An Isaac Newton Institute Workshop

CONSTRUCTION AND PROPERTIES OF BAYESIAN NONPARAMETRIC REGRESSION MODELS

Bayesian Non-parametrics and Variance Regression-: Mixtures of Dirichlet processes and the slice sampler.

Authors: Maria Kalli (University of Kent), Stephen G Walker (University of Kent)

Abstract

Mixtures of Dirichlet Processes (MDP) have been widely used as a method of overcoming the discreteness of the Dirichlet Process (DP).
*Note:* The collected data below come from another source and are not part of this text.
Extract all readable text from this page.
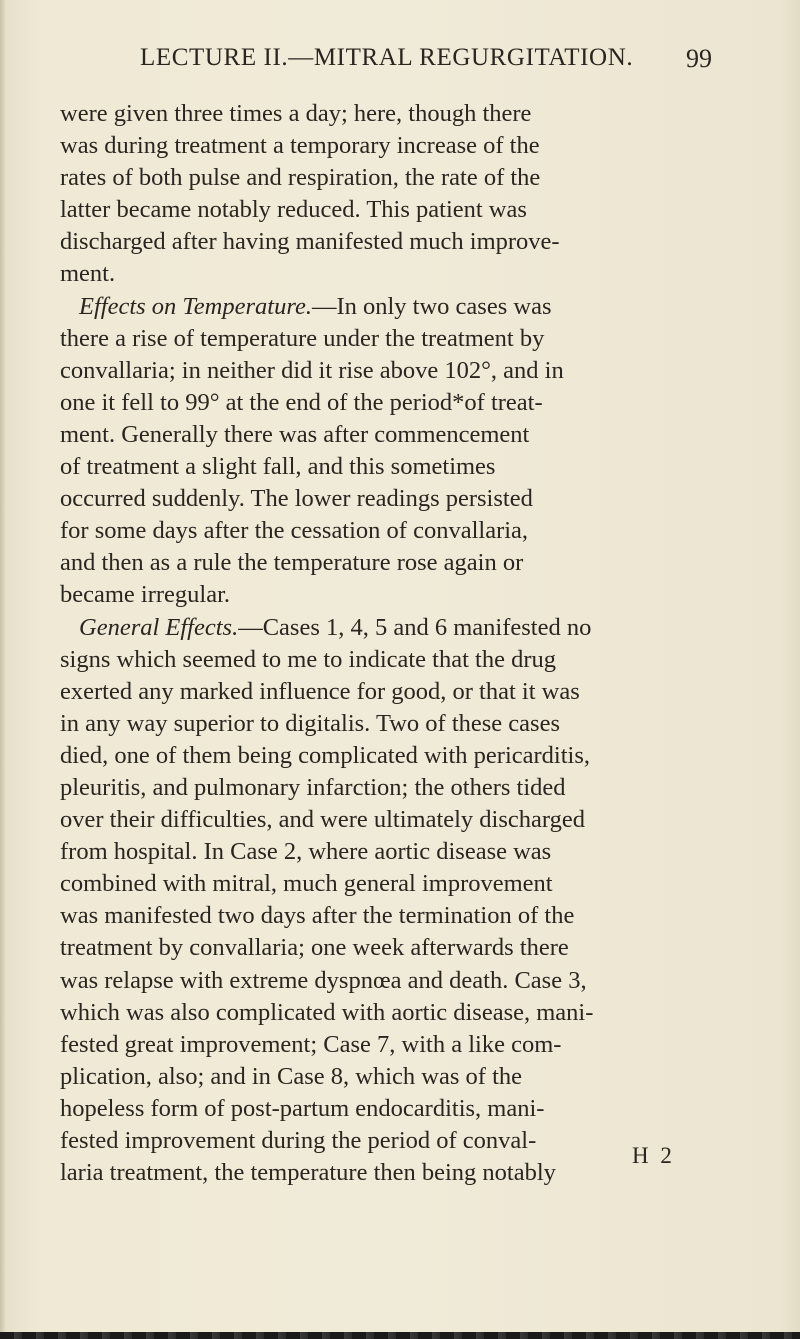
LECTURE II.—MITRAL REGURGITATION. 99
were given three times a day; here, though there
was during treatment a temporary increase of the
rates of both pulse and respiration, the rate of the
latter became notably reduced. This patient was
discharged after having manifested much improve-
ment.
Effects on Temperature.—In only two cases was
there a rise of temperature under the treatment by
convallaria; in neither did it rise above 102°, and in
one it fell to 99° at the end of the period*of treat-
ment. Generally there was after commencement
of treatment a slight fall, and this sometimes
occurred suddenly. The lower readings persisted
for some days after the cessation of convallaria,
and then as a rule the temperature rose again or
became irregular.
General Effects.—Cases 1, 4, 5 and 6 manifested no
signs which seemed to me to indicate that the drug
exerted any marked influence for good, or that it was
in any way superior to digitalis. Two of these cases
died, one of them being complicated with pericarditis,
pleuritis, and pulmonary infarction; the others tided
over their difficulties, and were ultimately discharged
from hospital. In Case 2, where aortic disease was
combined with mitral, much general improvement
was manifested two days after the termination of the
treatment by convallaria; one week afterwards there
was relapse with extreme dyspnœa and death. Case 3,
which was also complicated with aortic disease, mani-
fested great improvement; Case 7, with a like com-
plication, also; and in Case 8, which was of the
hopeless form of post-partum endocarditis, mani-
fested improvement during the period of conval-
laria treatment, the temperature then being notably
H 2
The two approaches taken to sample from the Dirichlet measure are: the marginal approach (Escobar and West 1995) where the measure is integrated out within the Gibbs sampler via a clever use of the Polya Urn construction of the DP and the conditional approach (see Ishwaran and Zarepour 2000,2002) which makes use of the infinite sum construction of the DP (see Sethuraman 1994). The ways around this infinite sum construction are either approximations or truncations (Ishwaran and Zarepour 2000) or using the retrospective sampler (see Papaspiliopoulos and Roberts 2005). The retrospective sampler deals with the infinite sum directly, via use of reversible jump steps. We introduce a simpler sampler, which instead of using reversible jumps, introduces an auxiliary variable and incorporates the slice sampler within the construction of the posteriors for the Gibbs sampler (see P. Damien, J. Wakefield, S.G.Walker 1999). The new algorithm works with the infinite sum construction of the DP from the very beginning and by introducing auxiliary variables the Gibbs sampler updating is done within finite sets.